In May we wrote about Lord Matthew Taylor’s clause in what became the Neighbourhood Planning Act 2017 introducing provision for locally led new towns. The clause provided a skeleton framework.
Flesh is now being put on the bones. Draft regulations have been published by DCLG setting out the way in which local authorities will step into the place of the Secretary of State and oversee locally led new towns. With the exception of the power to confirm CPOs, local authorities will be responsible for guiding and monitoring the new New Towns.
Building on the experience of the old New Towns, local authorities will be required, from the outset, to plan for the long term stewardship of the assets of the new town for the benefit of the community. As described in the consultation paper this should ensure that the powers are used to create places “that are sustainable for the long term, with the resources to reinvest both in the renewal of the physical place and support a thriving and diverse community“.

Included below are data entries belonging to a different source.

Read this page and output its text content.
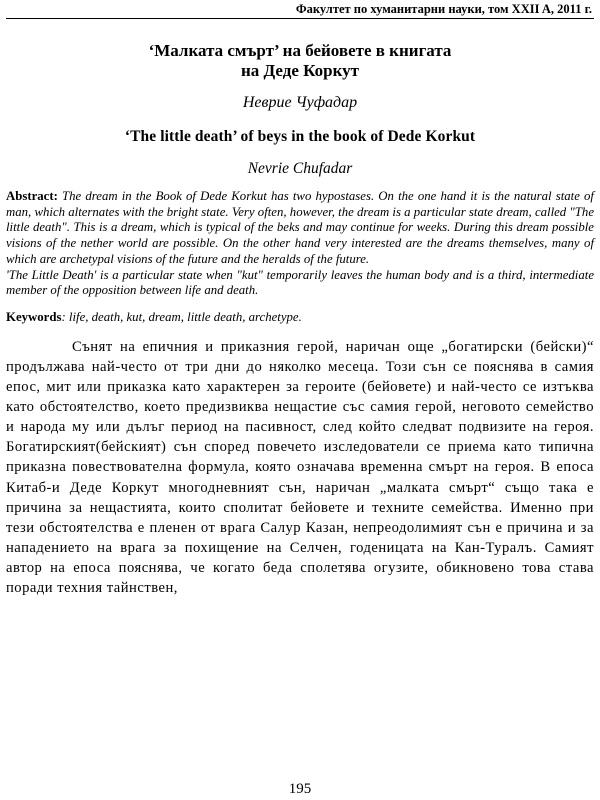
Факултет по хуманитарни науки, том XXII A, 2011 г.
‘Малката смърт’ на бейовете в книгата
на Деде Коркут
Неврие Чуфадар
‘The little death’ of beys in the book of Dede Korkut
Nevrie Chufadar

Abstract: The dream in the Book of Dede Korkut has two hypostases. On the one hand it is the natural state of man, which alternates with the bright state. Very often, however, the dream is a particular state dream, called "The little death". This is a dream, which is typical of the beks and may continue for weeks. During this dream possible visions of the nether world are possible. On the other hand very interested are the dreams themselves, many of which are archetypal visions of the future and the heralds of the future.

'The Little Death' is a particular state when "kut" temporarily leaves the human body and is a third, intermediate member of the opposition between life and death.

Keywords: life, death, kut, dream, little death, archetype.
Сънят на епичния и приказния герой, наричан още „богатирски (бейски)“ продължава най-често от три дни до няколко месеца. Този сън се пояснява в самия епос, мит или приказка като характерен за героите (бейовете) и най-често се изтъква като обстоятелство, което предизвиква нещастие със самия герой, неговото семейство и народа му или дълъг период на пасивност, след който следват подвизите на героя. Богатирският(бейският) сън според повечето изследователи се приема като типична приказна повествователна формула, която означава временна смърт на героя. В епоса Китаб-и Деде Коркут многодневният сън, наричан „малката смърт“ също така е причина за нещастията, които сполитат бейовете и техните семейства. Именно при тези обстоятелства е пленен от врага Салур Казан, непреодолимият сън е причина и за нападението на врага за похищение на Селчен, годеницата на Кан-Туралъ. Самият автор на епоса пояснява, че когато беда сполетява огузите, обикновено това става поради техния тайнствен,
195
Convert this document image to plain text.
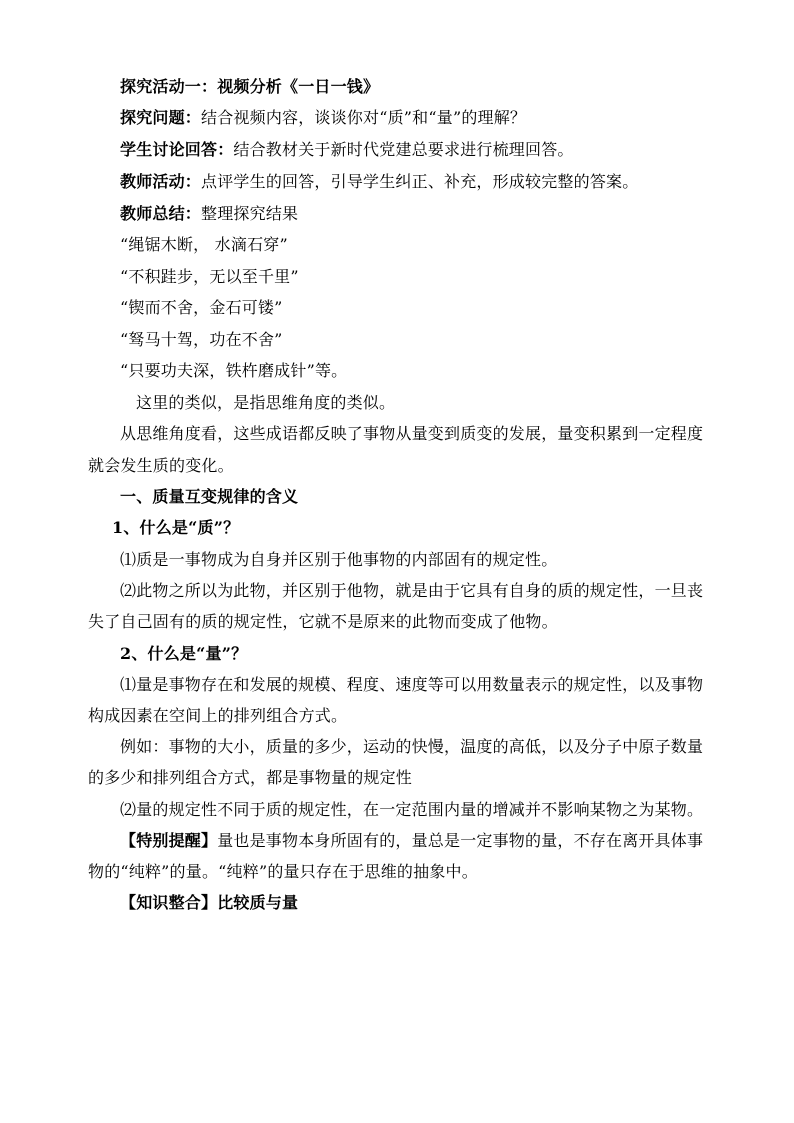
探究活动一：视频分析《一日一钱》
探究问题：结合视频内容，谈谈你对“质”和“量”的理解？
学生讨论回答：结合教材关于新时代党建总要求进行梳理回答。
教师活动：点评学生的回答，引导学生纠正、补充，形成较完整的答案。
教师总结：整理探究结果
“绳锯木断， 水滴石穿”
“不积跬步，无以至千里”
“锲而不舍，金石可镂”
“驽马十驾，功在不舍”
“只要功夫深，铁杵磨成针”等。
这里的类似，是指思维角度的类似。
从思维角度看，这些成语都反映了事物从量变到质变的发展，量变积累到一定程度
就会发生质的变化。
一、质量互变规律的含义
1、什么是“质”？
⑴质是一事物成为自身并区别于他事物的内部固有的规定性。
⑵此物之所以为此物，并区别于他物，就是由于它具有自身的质的规定性，一旦丧
失了自己固有的质的规定性，它就不是原来的此物而变成了他物。
2、什么是“量”？
⑴量是事物存在和发展的规模、程度、速度等可以用数量表示的规定性，以及事物
构成因素在空间上的排列组合方式。
例如：事物的大小，质量的多少，运动的快慢，温度的高低，以及分子中原子数量
的多少和排列组合方式，都是事物量的规定性
⑵量的规定性不同于质的规定性，在一定范围内量的增减并不影响某物之为某物。
【特别提醒】量也是事物本身所固有的，量总是一定事物的量，不存在离开具体事
物的“纯粹”的量。“纯粹”的量只存在于思维的抽象中。
【知识整合】比较质与量
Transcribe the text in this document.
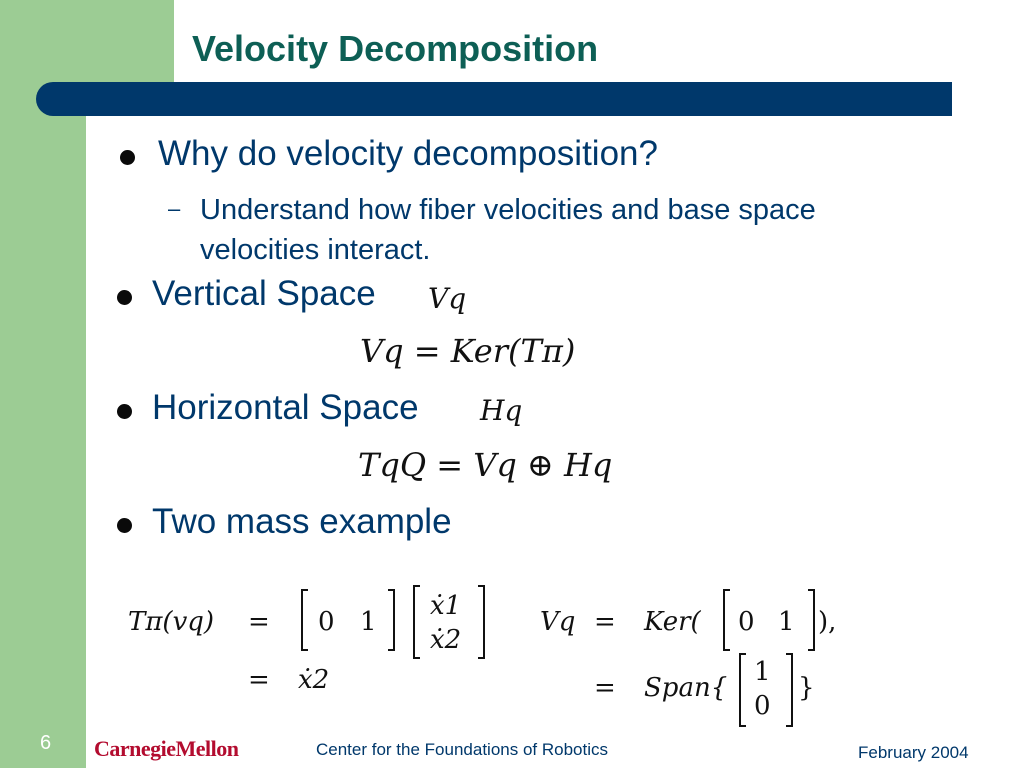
Velocity Decomposition
Why do velocity decomposition?
– Understand how fiber velocities and base space velocities interact.
Vertical Space Vq
Vq = Ker(Tπ)
Horizontal Space Hq
TqQ = Vq ⊕ Hq
Two mass example
Tπ(vq) = 0 1
ẋ1
ẋ2
= ẋ2
Vq = Ker( 0 1 ),
= Span{
1
0
}
6 CarnegieMellon	Center for the Foundations of Robotics	February 2004
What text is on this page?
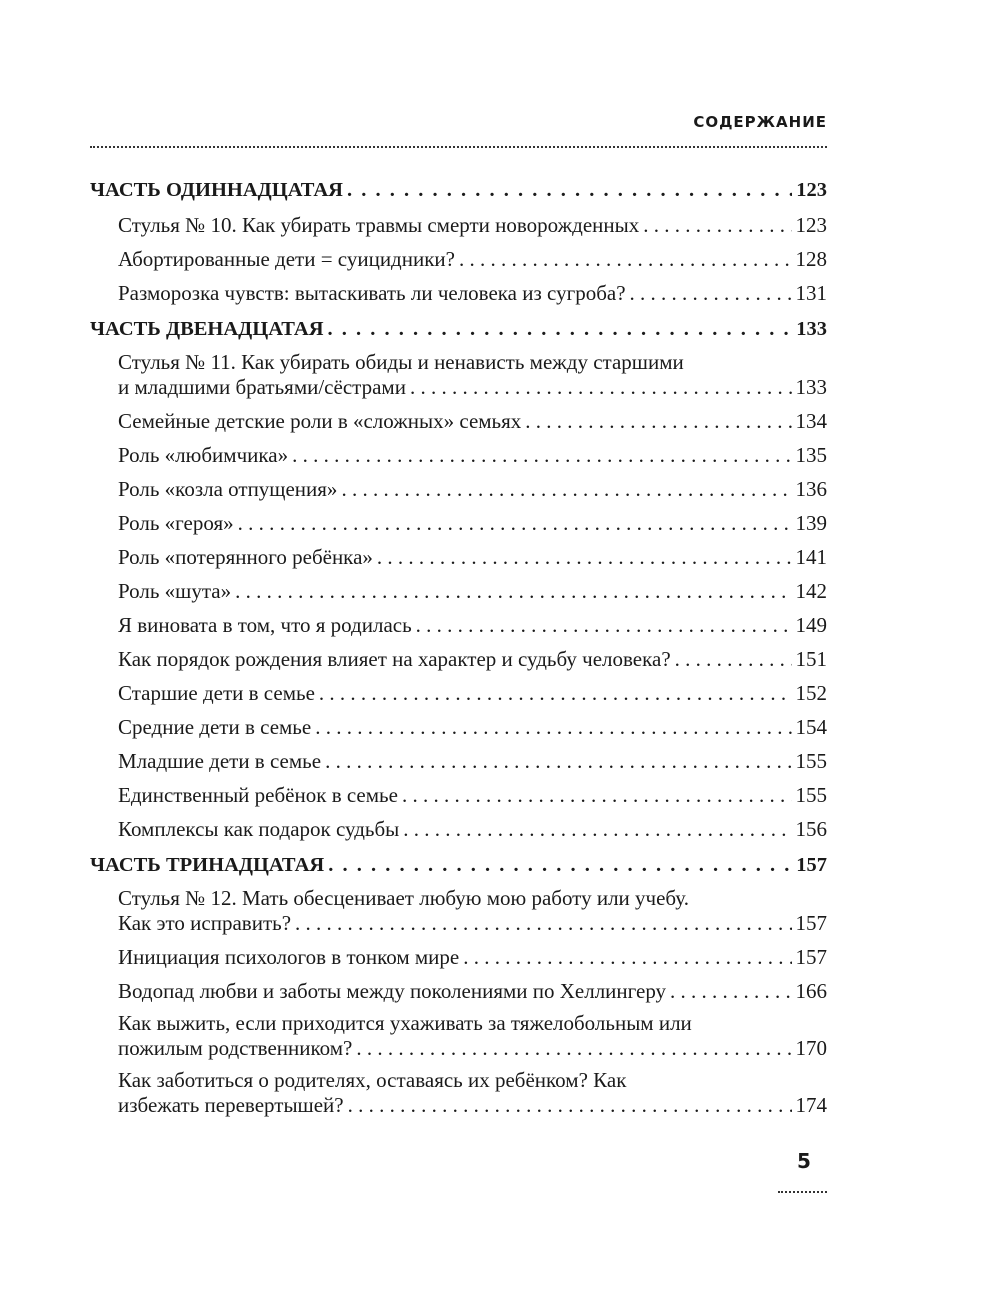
СОДЕРЖАНИЕ
ЧАСТЬ ОДИННАДЦАТАЯ . . .	123
Стулья № 10. Как убирать травмы смерти новорожденных . . .	123
Абортированные дети = суицидники? . . .	128
Разморозка чувств: вытаскивать ли человека из сугроба? . . .	131
ЧАСТЬ ДВЕНАДЦАТАЯ . . .	133
Стулья № 11. Как убирать обиды и ненависть между старшими
и младшими братьями/сёстрами . . .	133
Семейные детские роли в «сложных» семьях . . .	134
Роль «любимчика» . . .	135
Роль «козла отпущения» . . .	136
Роль «героя» . . .	139
Роль «потерянного ребёнка» . . .	141
Роль «шута» . . .	142
Я виновата в том, что я родилась . . .	149
Как порядок рождения влияет на характер и судьбу человека? . . .	151
Старшие дети в семье . . .	152
Средние дети в семье . . .	154
Младшие дети в семье . . .	155
Единственный ребёнок в семье . . .	155
Комплексы как подарок судьбы . . .	156
ЧАСТЬ ТРИНАДЦАТАЯ . . .	157
Стулья № 12. Мать обесценивает любую мою работу или учебу.
Как это исправить? . . .	157
Инициация психологов в тонком мире . . .	157
Водопад любви и заботы между поколениями по Хеллингеру . . .	166
Как выжить, если приходится ухаживать за тяжелобольным или
пожилым родственником? . . .	170
Как заботиться о родителях, оставаясь их ребёнком? Как
избежать перевертышей? . . .	174
5
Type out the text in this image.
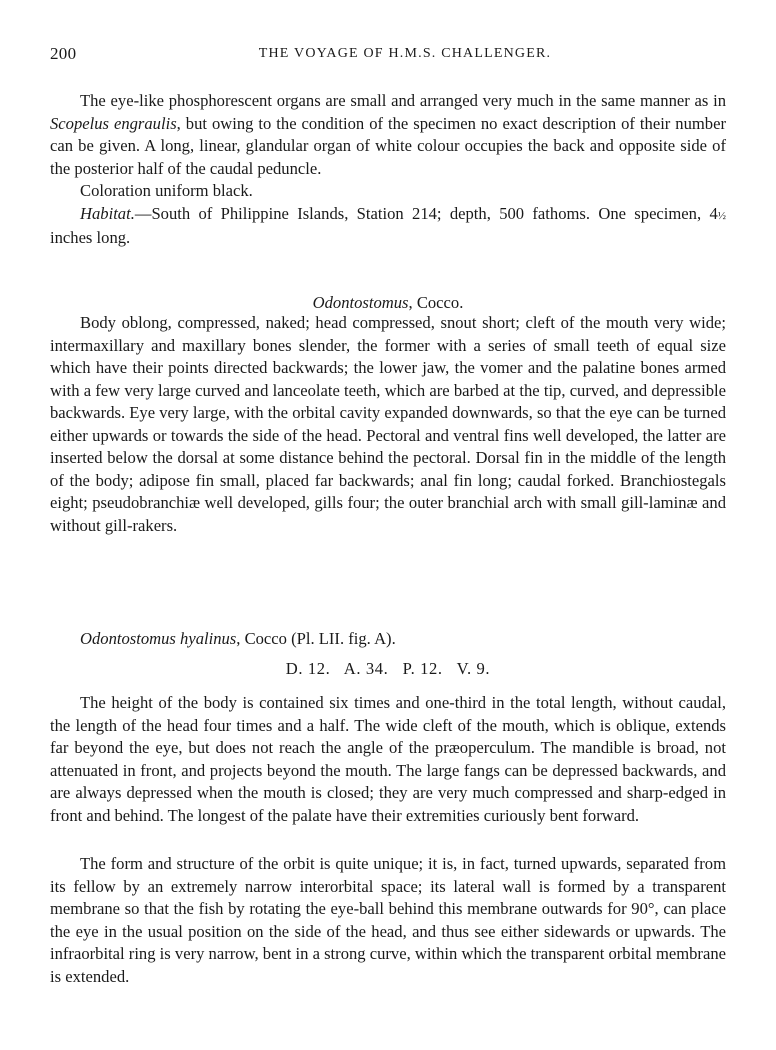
200	THE VOYAGE OF H.M.S. CHALLENGER.

The eye-like phosphorescent organs are small and arranged very much in the same manner as in Scopelus engraulis, but owing to the condition of the specimen no exact description of their number can be given. A long, linear, glandular organ of white colour occupies the back and opposite side of the posterior half of the caudal peduncle.

Coloration uniform black.

Habitat.—South of Philippine Islands, Station 214; depth, 500 fathoms. One specimen, 4½ inches long.

Odontostomus, Cocco.

Body oblong, compressed, naked; head compressed, snout short; cleft of the mouth very wide; intermaxillary and maxillary bones slender, the former with a series of small teeth of equal size which have their points directed backwards; the lower jaw, the vomer and the palatine bones armed with a few very large curved and lanceolate teeth, which are barbed at the tip, curved, and depressible backwards. Eye very large, with the orbital cavity expanded downwards, so that the eye can be turned either upwards or towards the side of the head. Pectoral and ventral fins well developed, the latter are inserted below the dorsal at some distance behind the pectoral. Dorsal fin in the middle of the length of the body; adipose fin small, placed far backwards; anal fin long; caudal forked. Branchiostegals eight; pseudobranchiæ well developed, gills four; the outer branchial arch with small gill-laminæ and without gill-rakers.

Odontostomus hyalinus, Cocco (Pl. LII. fig. A).
D. 12.   A. 34.   P. 12.   V. 9.

The height of the body is contained six times and one-third in the total length, without caudal, the length of the head four times and a half. The wide cleft of the mouth, which is oblique, extends far beyond the eye, but does not reach the angle of the præoperculum. The mandible is broad, not attenuated in front, and projects beyond the mouth. The large fangs can be depressed backwards, and are always depressed when the mouth is closed; they are very much compressed and sharp-edged in front and behind. The longest of the palate have their extremities curiously bent forward.

The form and structure of the orbit is quite unique; it is, in fact, turned upwards, separated from its fellow by an extremely narrow interorbital space; its lateral wall is formed by a transparent membrane so that the fish by rotating the eye-ball behind this membrane outwards for 90°, can place the eye in the usual position on the side of the head, and thus see either sidewards or upwards. The infraorbital ring is very narrow, bent in a strong curve, within which the transparent orbital membrane is extended.
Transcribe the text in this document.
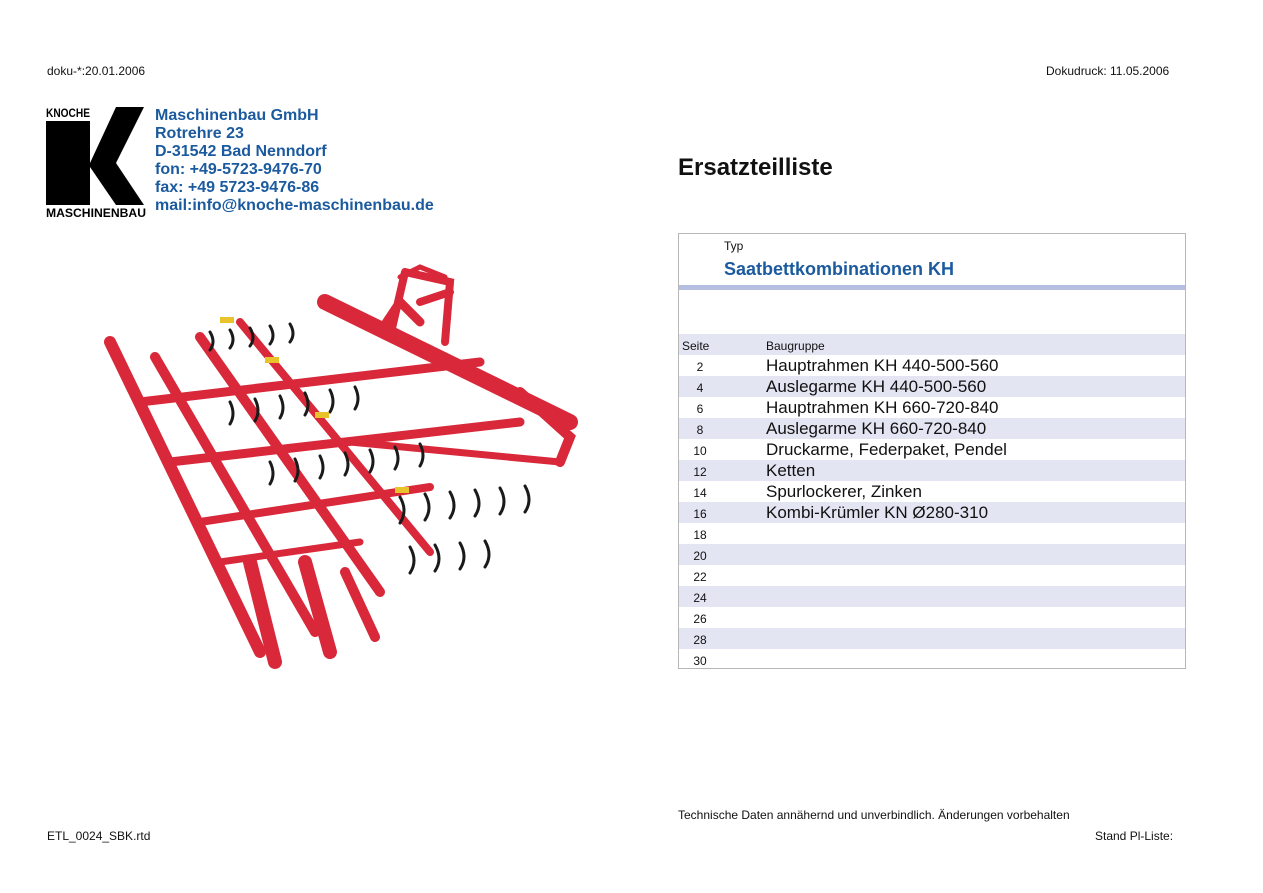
doku-*:20.01.2006	Dokudruck: 11.05.2006
KNOCHE
MASCHINENBAU
Maschinenbau GmbH
Rotrehre 23
D-31542 Bad Nenndorf
fon: +49-5723-9476-70
fax: +49 5723-9476-86
mail:info@knoche-maschinenbau.de
Ersatzteilliste
Typ
Saatbettkombinationen KH
Seite	Baugruppe
2	Hauptrahmen KH 440-500-560
4	Auslegarme KH 440-500-560
6	Hauptrahmen KH 660-720-840
8	Auslegarme KH 660-720-840
10	Druckarme, Federpaket, Pendel
12	Ketten
14	Spurlockerer, Zinken
16	Kombi-Krümler KN Ø280-310
18
20
22
24
26
28
30
Technische Daten annähernd und unverbindlich. Änderungen vorbehalten
ETL_0024_SBK.rtd	Stand Pl-Liste:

The only false note in the draft regulations is a requirement for Treasury consent if the outstanding borrowing of a development corporation is in excess of £100 million. Almost any genuine new town will, at least potentially, need more debt than £100 million. The “risk” that the Treasury may refuse consent or impose conditions on it makes it far less likely that the development corporation model will be used. Having committed capital to acquire the land and provide infrastructure, no sensible local authority would want to take the risk of not being able to complete the development and secure a return on that investment.
Since the Chancellor explicitly endorsed the idea of five new towns, without financial recourse to the Treasury, it is assumed that this “hangover” from the old New Towns will be lifted.